Hoje, rompe-se o véu antigo (cf Mt 27,51), todas as aparências dão lugar à realidade. O Santo dos Santos abre-se de par em par, graças a Jesus, o Sumo Sacerdote (cf Heb 2,17). O sacrifício que Ele oferece é o seu próprio sangue. Hoje, em Jesus Cristo, é revelado o sentido de todos os símbolos, são descobertos todos os mistérios. Hoje, abre-se o tesouro imenso do pai de família do qual fruirão plenamente todos os pobres, todos os fracos, todos os oprimidos.
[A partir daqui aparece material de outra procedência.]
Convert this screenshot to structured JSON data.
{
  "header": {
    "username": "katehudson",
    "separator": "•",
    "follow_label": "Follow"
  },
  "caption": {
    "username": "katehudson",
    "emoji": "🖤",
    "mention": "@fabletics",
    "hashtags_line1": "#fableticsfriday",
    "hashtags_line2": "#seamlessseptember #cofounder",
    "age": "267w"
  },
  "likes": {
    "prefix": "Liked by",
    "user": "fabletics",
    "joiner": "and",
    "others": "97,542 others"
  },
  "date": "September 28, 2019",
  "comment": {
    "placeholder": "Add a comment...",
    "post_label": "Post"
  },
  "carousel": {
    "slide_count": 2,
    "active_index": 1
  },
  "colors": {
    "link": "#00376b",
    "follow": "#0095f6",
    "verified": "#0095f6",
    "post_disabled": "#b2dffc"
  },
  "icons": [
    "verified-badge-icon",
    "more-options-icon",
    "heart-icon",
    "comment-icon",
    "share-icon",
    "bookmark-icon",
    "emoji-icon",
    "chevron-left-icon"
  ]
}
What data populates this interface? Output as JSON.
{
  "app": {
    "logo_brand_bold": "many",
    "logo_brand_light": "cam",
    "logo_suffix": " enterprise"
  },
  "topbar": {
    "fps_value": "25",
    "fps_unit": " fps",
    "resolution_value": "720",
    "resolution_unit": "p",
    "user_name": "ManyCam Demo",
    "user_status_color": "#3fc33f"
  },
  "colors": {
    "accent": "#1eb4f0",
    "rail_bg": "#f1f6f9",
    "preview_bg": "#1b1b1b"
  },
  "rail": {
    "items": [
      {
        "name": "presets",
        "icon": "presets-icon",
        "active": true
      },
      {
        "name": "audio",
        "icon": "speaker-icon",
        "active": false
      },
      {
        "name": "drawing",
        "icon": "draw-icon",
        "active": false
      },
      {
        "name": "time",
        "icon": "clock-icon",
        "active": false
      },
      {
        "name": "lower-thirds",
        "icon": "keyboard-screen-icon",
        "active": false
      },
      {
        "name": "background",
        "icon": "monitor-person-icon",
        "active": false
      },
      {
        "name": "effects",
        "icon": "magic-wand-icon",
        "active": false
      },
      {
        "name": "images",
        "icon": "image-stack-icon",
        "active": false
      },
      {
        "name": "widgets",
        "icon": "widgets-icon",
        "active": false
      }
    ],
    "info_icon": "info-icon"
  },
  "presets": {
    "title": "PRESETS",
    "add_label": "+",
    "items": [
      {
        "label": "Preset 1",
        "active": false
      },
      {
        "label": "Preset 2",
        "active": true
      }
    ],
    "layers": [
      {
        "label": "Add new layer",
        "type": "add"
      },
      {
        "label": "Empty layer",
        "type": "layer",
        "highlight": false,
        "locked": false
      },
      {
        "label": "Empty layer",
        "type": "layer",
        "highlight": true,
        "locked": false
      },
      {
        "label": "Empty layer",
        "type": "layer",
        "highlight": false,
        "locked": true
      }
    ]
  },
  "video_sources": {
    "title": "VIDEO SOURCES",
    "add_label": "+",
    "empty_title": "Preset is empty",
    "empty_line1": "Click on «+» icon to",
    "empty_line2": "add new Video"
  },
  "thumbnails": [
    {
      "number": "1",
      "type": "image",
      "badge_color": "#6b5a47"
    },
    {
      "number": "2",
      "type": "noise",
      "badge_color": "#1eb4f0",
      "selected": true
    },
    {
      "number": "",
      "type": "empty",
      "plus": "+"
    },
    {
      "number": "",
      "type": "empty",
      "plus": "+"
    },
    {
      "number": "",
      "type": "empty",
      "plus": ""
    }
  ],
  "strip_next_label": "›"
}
Cada um pode beber nas chagas do Senhor a graça de que mais necessita. [...]

Hoje, manifestou-se acima de todas as coisas o admirável mistério: o Rei dos homens faz-Se rebotalho da humanidade; o Altíssimo faz-Se o último de todos; o Filho único de Deus oferece-Se livremente à cruz por nós, pobres pecadores. Ele quer pregar o pecado na cruz, matar a morte e, pelo seu sangue precioso, destruir a nota da dívida onde estão registadas as nossas faltas (cf Col 2,14). [...]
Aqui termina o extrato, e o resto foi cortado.